Depositor preference
The FDIA provides that, in the event of the liquidation or other resolution of an insured depository institution, the
claims of its depositors (including claims of its depositors that have subrogated to the FDIC) and certain claims
for administrative expenses of the FDIC as receiver have priority over other general unsecured claims. If an
insured depository institution fails, insured and uninsured depositors, along with the FDIC, will be placed ahead
of unsecured, nondeposit creditors, including the institution’s parent BHC and subordinated creditors, in order of
priority of payment.
Resolution plans
BHCs with at least $50 billion in total consolidated assets, like KeyCorp, are required to periodically submit to
the Federal Reserve and FDIC a plan discussing how the company could be rapidly and orderly resolved if the
company failed or experienced material financial distress. Insured depository institutions with at least $50 billion
in total consolidated assets, like KeyBank, are also required to submit a resolution plan to the FDIC. These plans
are due annually by December 31 of each year. For 2015, these resolution plans, the third required from KeyCorp
and KeyBank, were submitted on December 1, 2015. Annually, in January, the Federal Reserve and FDIC make
available on their websites the public sections of resolution plans for the companies, including KeyCorp and
KeyBank, that submitted plans in the prior December. The public section of the resolution plans of KeyCorp and
KeyBank is available at http://www.federalreserve.gov/bankinforeg/resolution-plans.htm and
https://www.fdic.gov/regulations/reform/resplans/.

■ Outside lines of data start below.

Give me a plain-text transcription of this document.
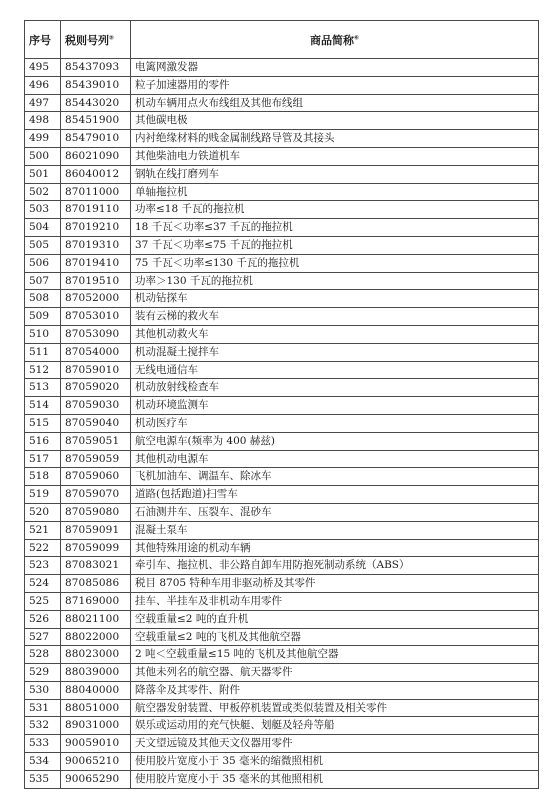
序号	税则号列⑤	商品简称⑥
495	85437093	电篱网激发器
496	85439010	粒子加速器用的零件
497	85443020	机动车辆用点火布线组及其他布线组
498	85451900	其他碳电极
499	85479010	内衬绝缘材料的贱金属制线路导管及其接头
500	86021090	其他柴油电力铁道机车
501	86040012	钢轨在线打磨列车
502	87011000	单轴拖拉机
503	87019110	功率≤18 千瓦的拖拉机
504	87019210	18 千瓦＜功率≤37 千瓦的拖拉机
505	87019310	37 千瓦＜功率≤75 千瓦的拖拉机
506	87019410	75 千瓦＜功率≤130 千瓦的拖拉机
507	87019510	功率＞130 千瓦的拖拉机
508	87052000	机动钻探车
509	87053010	装有云梯的救火车
510	87053090	其他机动救火车
511	87054000	机动混凝土搅拌车
512	87059010	无线电通信车
513	87059020	机动放射线检查车
514	87059030	机动环境监测车
515	87059040	机动医疗车
516	87059051	航空电源车(频率为 400 赫兹)
517	87059059	其他机动电源车
518	87059060	飞机加油车、调温车、除冰车
519	87059070	道路(包括跑道)扫雪车
520	87059080	石油测井车、压裂车、混砂车
521	87059091	混凝土泵车
522	87059099	其他特殊用途的机动车辆
523	87083021	牵引车、拖拉机、非公路自卸车用防抱死制动系统（ABS）
524	87085086	税目 8705 特种车用非驱动桥及其零件
525	87169000	挂车、半挂车及非机动车用零件
526	88021100	空载重量≤2 吨的直升机
527	88022000	空载重量≤2 吨的飞机及其他航空器
528	88023000	2 吨＜空载重量≤15 吨的飞机及其他航空器
529	88039000	其他未列名的航空器、航天器零件
530	88040000	降落伞及其零件、附件
531	88051000	航空器发射装置、甲板停机装置或类似装置及相关零件
532	89031000	娱乐或运动用的充气快艇、划艇及轻舟等船
533	90059010	天文望远镜及其他天文仪器用零件
534	90065210	使用胶片宽度小于 35 毫米的缩微照相机
535	90065290	使用胶片宽度小于 35 毫米的其他照相机
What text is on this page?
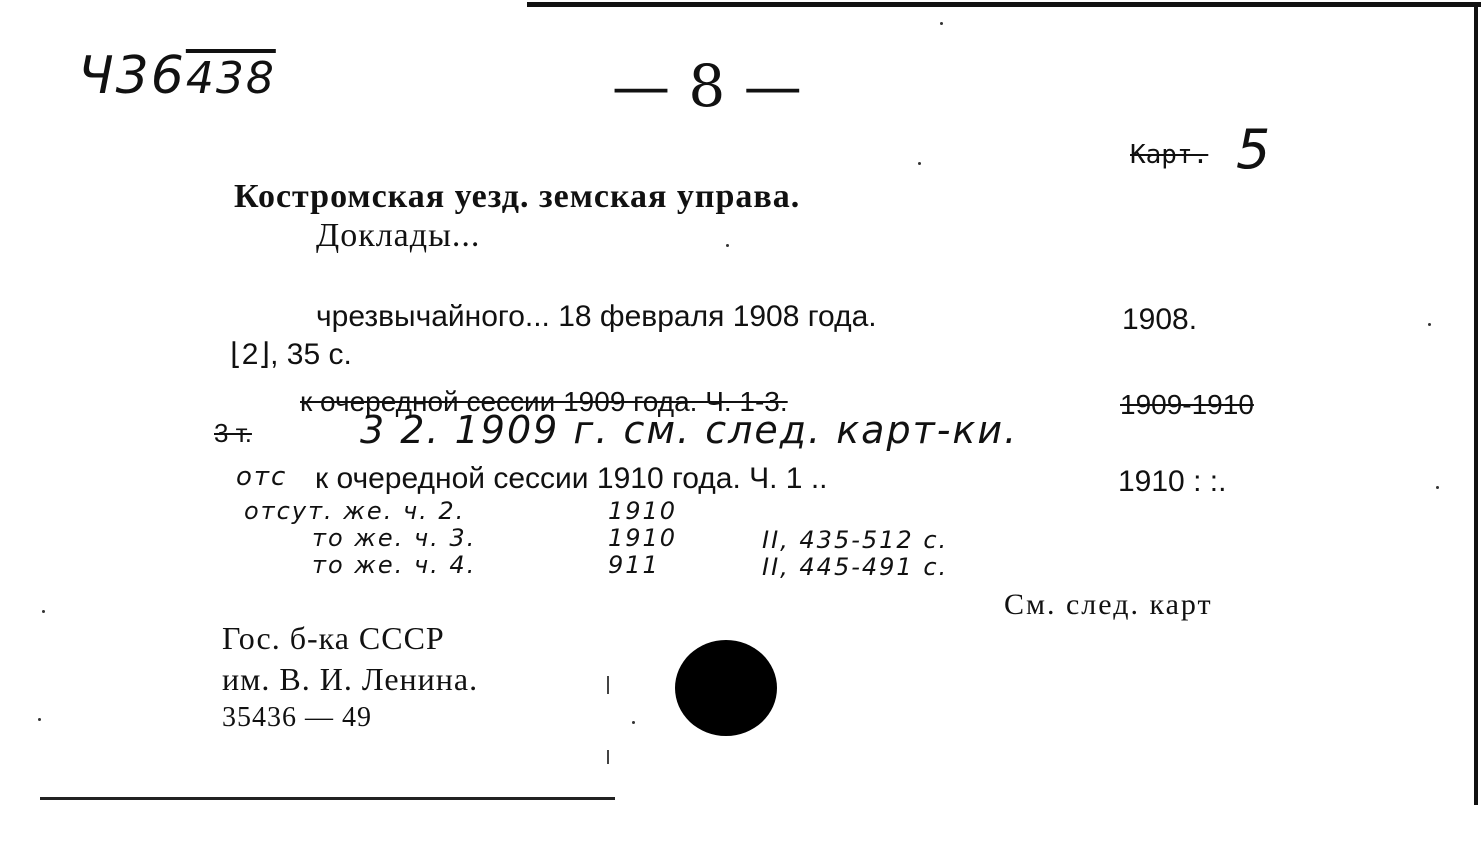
Ч36438	— 8 —
Карт. 5
Костромская уезд. земская управа.
Доклады...
чрезвычайного... 18 февраля 1908 года.	1908.
⌊2⌋, 35 с.
к очередной сессии 1909 года. Ч. 1-3.	1909-1910
3 т.	3 2. 1909 г. см. след. карт-ки.
отс к очередной сессии 1910 года. Ч. 1 ..	1910 : :.
отсут. же. ч. 2.	1910
то же. ч. 3.	1910	II, 435-512 с.
то же. ч. 4.	911	II, 445-491 с.
См. след. карт
Гос. б-ка СССР
им. В. И. Ленина.
35436 — 49
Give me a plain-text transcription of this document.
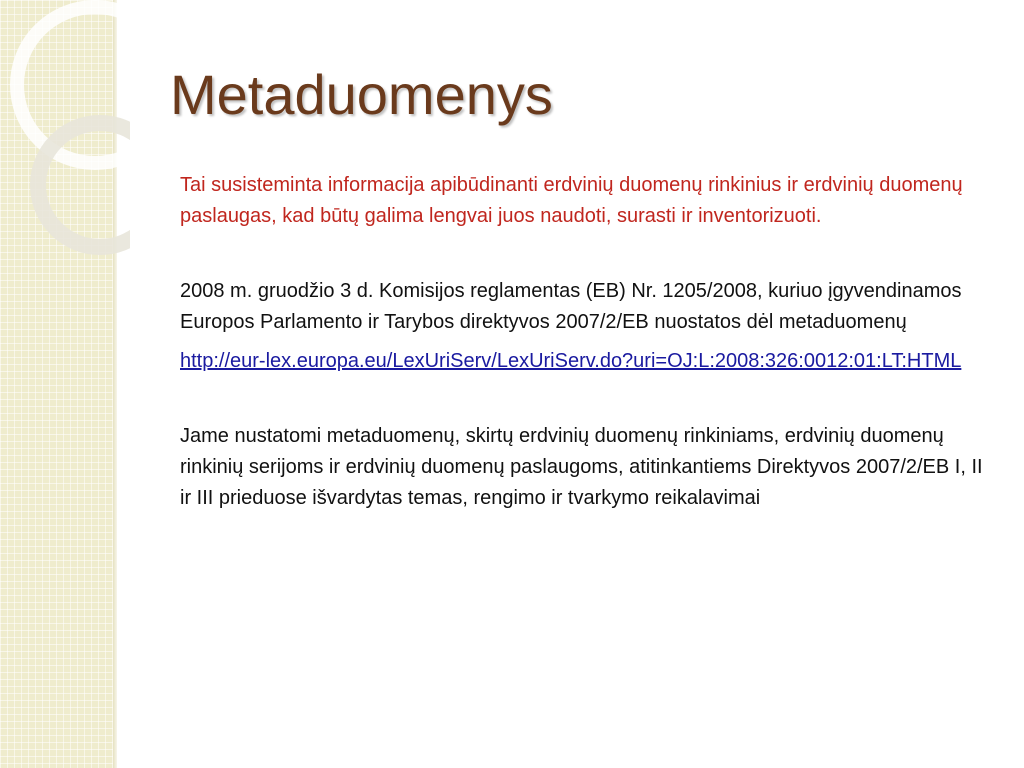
Metaduomenys

Tai susisteminta informacija apibūdinanti erdvinių duomenų rinkinius ir erdvinių duomenų paslaugas, kad būtų galima lengvai juos naudoti, surasti ir inventorizuoti.

2008 m. gruodžio 3 d. Komisijos reglamentas (EB) Nr. 1205/2008, kuriuo įgyvendinamos Europos Parlamento ir Tarybos direktyvos 2007/2/EB nuostatos dėl metaduomenų

http://eur-lex.europa.eu/LexUriServ/LexUriServ.do?uri=OJ:L:2008:326:0012:01:LT:HTML

Jame nustatomi metaduomenų, skirtų erdvinių duomenų rinkiniams, erdvinių duomenų rinkinių serijoms ir erdvinių duomenų paslaugoms, atitinkantiems Direktyvos 2007/2/EB I, II ir III prieduose išvardytas temas, rengimo ir tvarkymo reikalavimai
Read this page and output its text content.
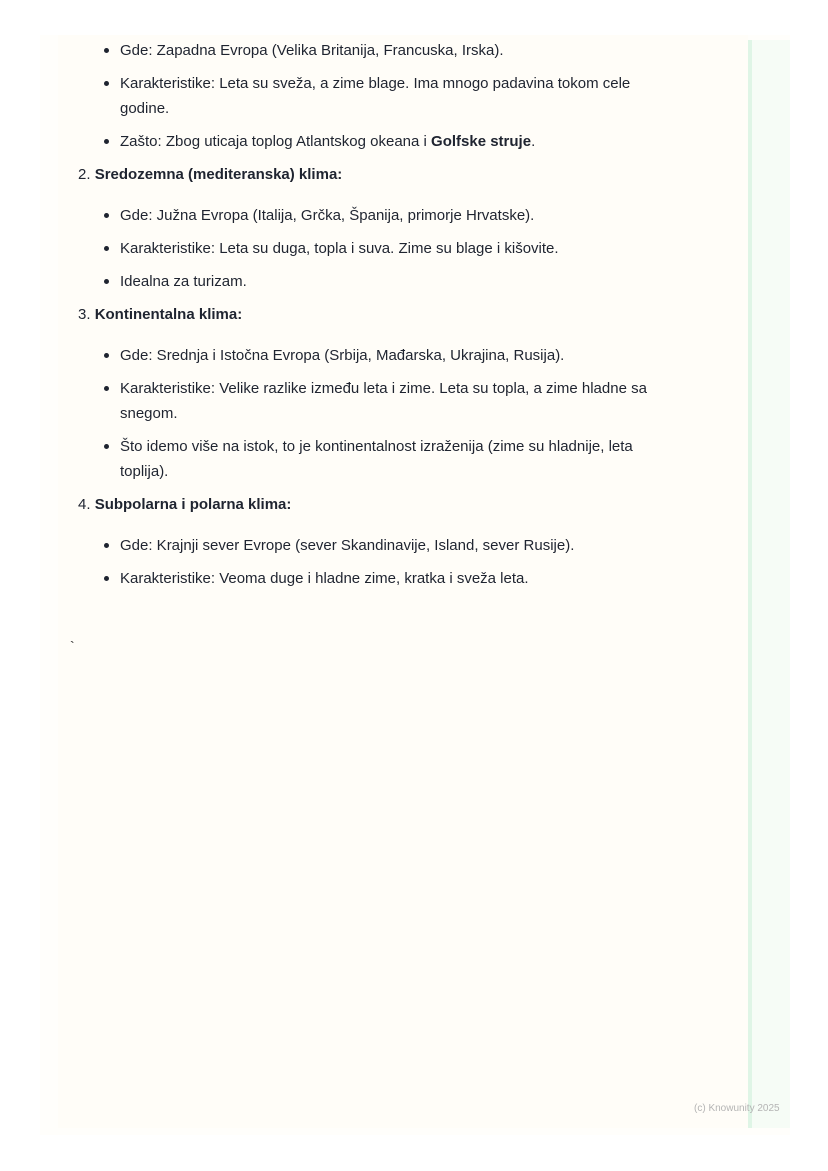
Gde: Zapadna Evropa (Velika Britanija, Francuska, Irska).
Karakteristike: Leta su sveža, a zime blage. Ima mnogo padavina tokom cele godine.
Zašto: Zbog uticaja toplog Atlantskog okeana i Golfske struje.
2. Sredozemna (mediteranska) klima:
Gde: Južna Evropa (Italija, Grčka, Španija, primorje Hrvatske).
Karakteristike: Leta su duga, topla i suva. Zime su blage i kišovite.
Idealna za turizam.
3. Kontinentalna klima:
Gde: Srednja i Istočna Evropa (Srbija, Mađarska, Ukrajina, Rusija).
Karakteristike: Velike razlike između leta i zime. Leta su topla, a zime hladne sa snegom.
Što idemo više na istok, to je kontinentalnost izraženija (zime su hladnije, leta toplija).
4. Subpolarna i polarna klima:
Gde: Krajnji sever Evrope (sever Skandinavije, Island, sever Rusije).
Karakteristike: Veoma duge i hladne zime, kratka i sveža leta.
`
(c) Knowunity 2025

Financial Stability Oversight Council
The Dodd-Frank Act created the FSOC, a systemic risk oversight body, to: (i) identify risks to U.S. financial
stability that could arise from the material financial distress or failure, or ongoing activities, of large,
interconnected SIFIs, or that could arise outside the financial services marketplace, (ii) promote market discipline
by eliminating expectations that the U.S. government will shield shareholders, creditors, and counterparties from
losses in the event of failure, and (iii) respond to emerging threats to the stability of the U.S. financial system.
The FSOC is responsible for facilitating regulatory coordination, information collection and sharing, designating
nonbank financial companies for consolidated supervision by the Federal Reserve, designating systemic financial
market utilities and systemic payment, clearing, and settlement activities requiring prescribed risk management
standards and heightened federal regulatory oversight, recommending stricter standards for SIFIs, and, together
with the Federal Reserve, determining whether action should be taken to break up firms that pose a grave threat
to U.S. financial stability.
The Bank Secrecy Act
The BSA requires all financial institutions (including banks and securities broker-dealers) to, among other things,
maintain a risk-based system of internal controls reasonably designed to prevent money laundering and the
financing of terrorism. It includes a variety of recordkeeping and reporting requirements (such as cash and
suspicious activity reporting) as well as due diligence and know-your-customer documentation requirements.
Key has established and maintains an anti-money laundering program to comply with the BSA’s requirements.